Fair, light-haired 70s and 80s TV actor Gary Sandy was born in 1945 and raised in Ohio. He attended Ohio’s Wilmington College and later improved on his chances of an acting career by moving to New York City, studying at the American Academy of Dramatic Arts. While there he made his professional debut in 1970 with a soap opera part written especially for him. Following his short stint on “As The World Turns,” he visited a number of soap sets during a seven-year period as assorted, often menacing — “Another World,” “Somerset” and “The Secret Storm.”
In between his soap trysts Gary made his Broadway bow in “Saturday, Sunday, Monday” (1974), which was directed by Franco Zeffirelli of “Romeo and Juliet” film fame. A couple of small movie parts eventually led to noticeable turns on TV, especially with Norman Lear’s short-lived All That Glitters (1977). This, in turn, segued into his best known character on TV, that of hunky radio program director Andy Travis in the four-season sitcom WKRP in Cincinnati (1978). While Gary was a firm anchor and enjoyed top billing as the good-looking, All-American ‘nice guy’ lead, he was frequently overshadowed by his flashy supporting cast, which included ‘hip’ DJ Howard Hesseman and blonde bombshell Loni Anderson. The show would return in syndication in 1991 but without Gary and most of the others.
Despite a slimness of offers, Gary maintained for a time as a TV guest star, then reverted back to his first love — the theatre. Musical roles have since ranged from the slick and preening (The Pirate King in Broadway’s “The Pirates of Penzance” and Billy Flynn in “Chicago”) to playing the down-home charmer (Harold Hill in “The Music Man” and Will Rogers in “Will Rogers Follies”). During this time Gary also appeared in a few musical misfires based on critically successful plays. “Sheba”, the musical adaptation of Come Back, Little Sheba, and “Windy City” based on The Front Page, went nowhere. In 2004, he even opened in a Texas-styled musical version of Shakespeare’s “The Merry Wives of Windsor. Also mixed in have been straight comedy and drama, essaying roles in classic Tennessee Williams and Eugene O’Neill plays. One of his finest hours on stage was in the challenging one-man 1985 production “Billy Bishop Goes to War” in which he enacted 17 roles.
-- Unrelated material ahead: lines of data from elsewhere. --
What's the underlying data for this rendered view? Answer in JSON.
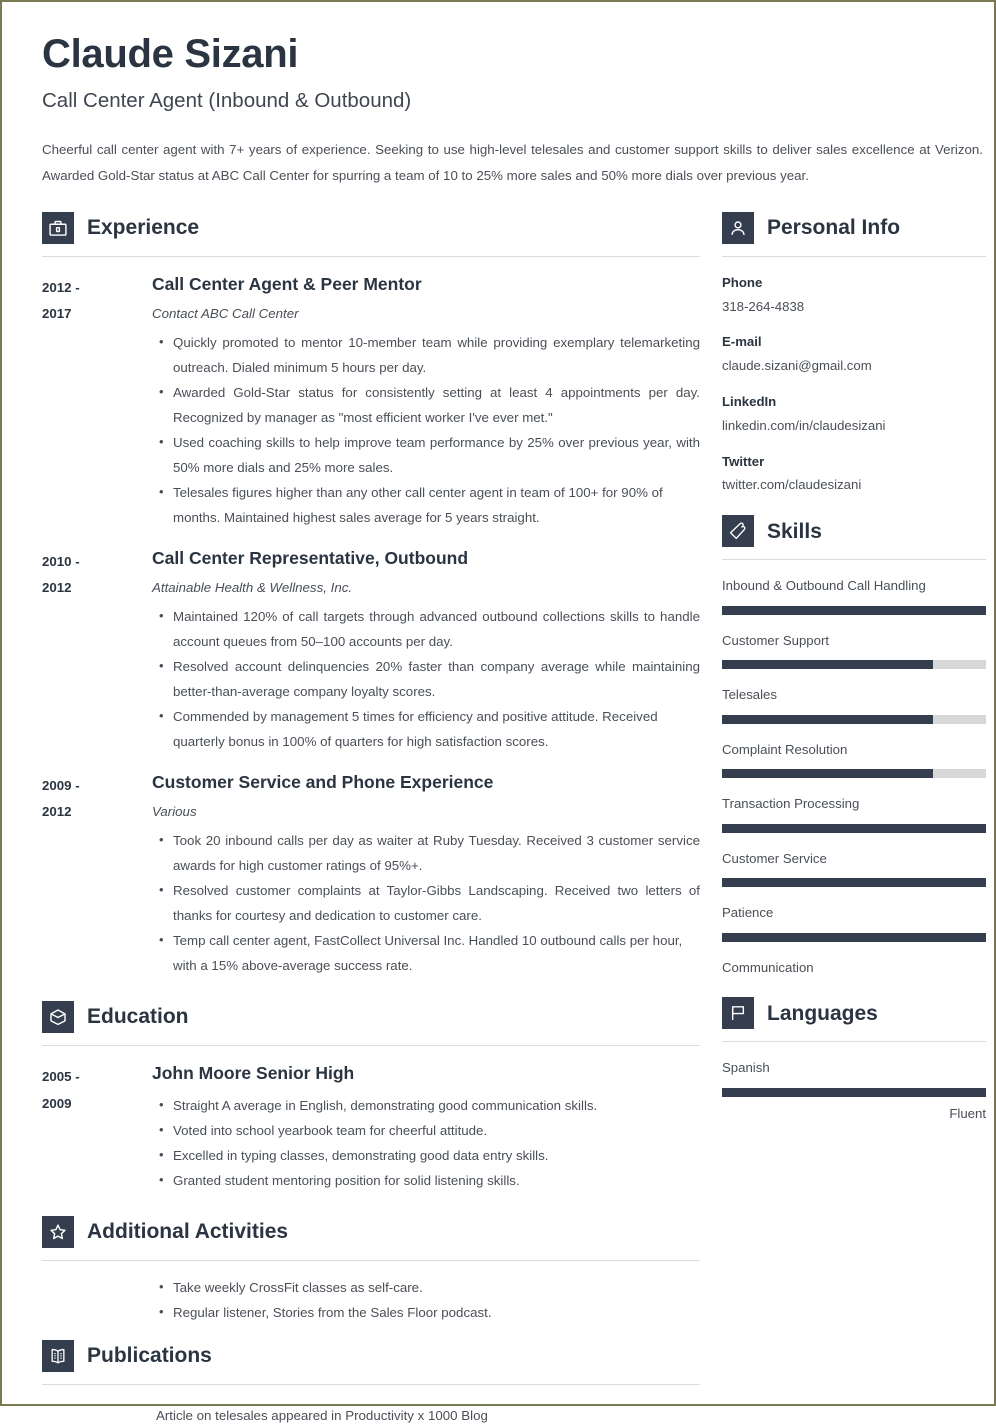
{
  "theme": {
    "accent_dark": "#343e4e",
    "text_dark": "#2b3441",
    "text_body": "#4a4f57",
    "rule": "#dcdcdc",
    "track": "#d8d8d8",
    "page_border": "#7a7a52"
  },
  "header": {
    "name": "Claude Sizani",
    "job_title": "Call Center Agent (Inbound & Outbound)",
    "summary": "Cheerful call center agent with 7+ years of experience. Seeking to use high-level telesales and customer support skills to deliver sales excellence at Verizon. Awarded Gold-Star status at ABC Call Center for spurring a team of 10 to 25% more sales and 50% more dials over previous year."
  },
  "sections": {
    "experience": {
      "title": "Experience",
      "icon": "briefcase-icon",
      "entries": [
        {
          "dates": "2012 - 2017",
          "date_line1": "2012 -",
          "date_line2": "2017",
          "role": "Call Center Agent & Peer Mentor",
          "org": "Contact ABC Call Center",
          "bullets": [
            "Quickly promoted to mentor 10-member team while providing exemplary telemarketing outreach. Dialed minimum 5 hours per day.",
            "Awarded Gold-Star status for consistently setting at least 4 appointments per day. Recognized by manager as \"most efficient worker I've ever met.\"",
            "Used coaching skills to help improve team performance by 25% over previous year, with 50% more dials and 25% more sales.",
            "Telesales figures higher than any other call center agent in team of 100+ for 90% of months. Maintained highest sales average for 5 years straight."
          ]
        },
        {
          "dates": "2010 - 2012",
          "date_line1": "2010 -",
          "date_line2": "2012",
          "role": "Call Center Representative, Outbound",
          "org": "Attainable Health & Wellness, Inc.",
          "bullets": [
            "Maintained 120% of call targets through advanced outbound collections skills to handle account queues from 50–100 accounts per day.",
            "Resolved account delinquencies 20% faster than company average while maintaining better-than-average company loyalty scores.",
            "Commended by management 5 times for efficiency and positive attitude. Received quarterly bonus in 100% of quarters for high satisfaction scores."
          ]
        },
        {
          "dates": "2009 - 2012",
          "date_line1": "2009 -",
          "date_line2": "2012",
          "role": "Customer Service and Phone Experience",
          "org": "Various",
          "bullets": [
            "Took 20 inbound calls per day as waiter at Ruby Tuesday. Received 3 customer service awards for high customer ratings of 95%+.",
            "Resolved customer complaints at Taylor-Gibbs Landscaping. Received two letters of thanks for courtesy and dedication to customer care.",
            "Temp call center agent, FastCollect Universal Inc. Handled 10 outbound calls per hour, with a 15% above-average success rate."
          ]
        }
      ]
    },
    "education": {
      "title": "Education",
      "icon": "graduation-cap-icon",
      "entries": [
        {
          "dates": "2005 - 2009",
          "date_line1": "2005 -",
          "date_line2": "2009",
          "role": "John Moore Senior High",
          "org": "",
          "bullets": [
            "Straight A average in English, demonstrating good communication skills.",
            "Voted into school yearbook team for cheerful attitude.",
            "Excelled in typing classes, demonstrating good data entry skills.",
            "Granted student mentoring position for solid listening skills."
          ]
        }
      ]
    },
    "activities": {
      "title": "Additional Activities",
      "icon": "star-icon",
      "bullets": [
        "Take weekly CrossFit classes as self-care.",
        "Regular listener, Stories from the Sales Floor podcast."
      ]
    },
    "publications": {
      "title": "Publications",
      "icon": "open-book-icon",
      "text": "Article on telesales appeared in Productivity x 1000 Blog"
    },
    "personal_info": {
      "title": "Personal Info",
      "icon": "person-icon",
      "items": [
        {
          "label": "Phone",
          "value": "318-264-4838"
        },
        {
          "label": "E-mail",
          "value": "claude.sizani@gmail.com"
        },
        {
          "label": "LinkedIn",
          "value": "linkedin.com/in/claudesizani"
        },
        {
          "label": "Twitter",
          "value": "twitter.com/claudesizani"
        }
      ]
    },
    "skills": {
      "title": "Skills",
      "icon": "puzzle-piece-icon",
      "items": [
        {
          "name": "Inbound & Outbound Call Handling",
          "level": 100,
          "has_bar": true
        },
        {
          "name": "Customer Support",
          "level": 80,
          "has_bar": true
        },
        {
          "name": "Telesales",
          "level": 80,
          "has_bar": true
        },
        {
          "name": "Complaint Resolution",
          "level": 80,
          "has_bar": true
        },
        {
          "name": "Transaction Processing",
          "level": 100,
          "has_bar": true
        },
        {
          "name": "Customer Service",
          "level": 100,
          "has_bar": true
        },
        {
          "name": "Patience",
          "level": 100,
          "has_bar": true
        },
        {
          "name": "Communication",
          "level": 0,
          "has_bar": false
        }
      ]
    },
    "languages": {
      "title": "Languages",
      "icon": "flag-icon",
      "items": [
        {
          "name": "Spanish",
          "level": 100,
          "level_label": "Fluent"
        }
      ]
    }
  }
}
Seen here and there on camera, including the horror film Mommy’s Day (1997) with grown-up demonic “Bad Seed” Patty McCormack. His last TV movie was A Place Called Home (2004). Gary is the perfect example of a committed and talented actor willing to persevere through good times and bad, closely moving in on his fourth decade of performing. He is not married.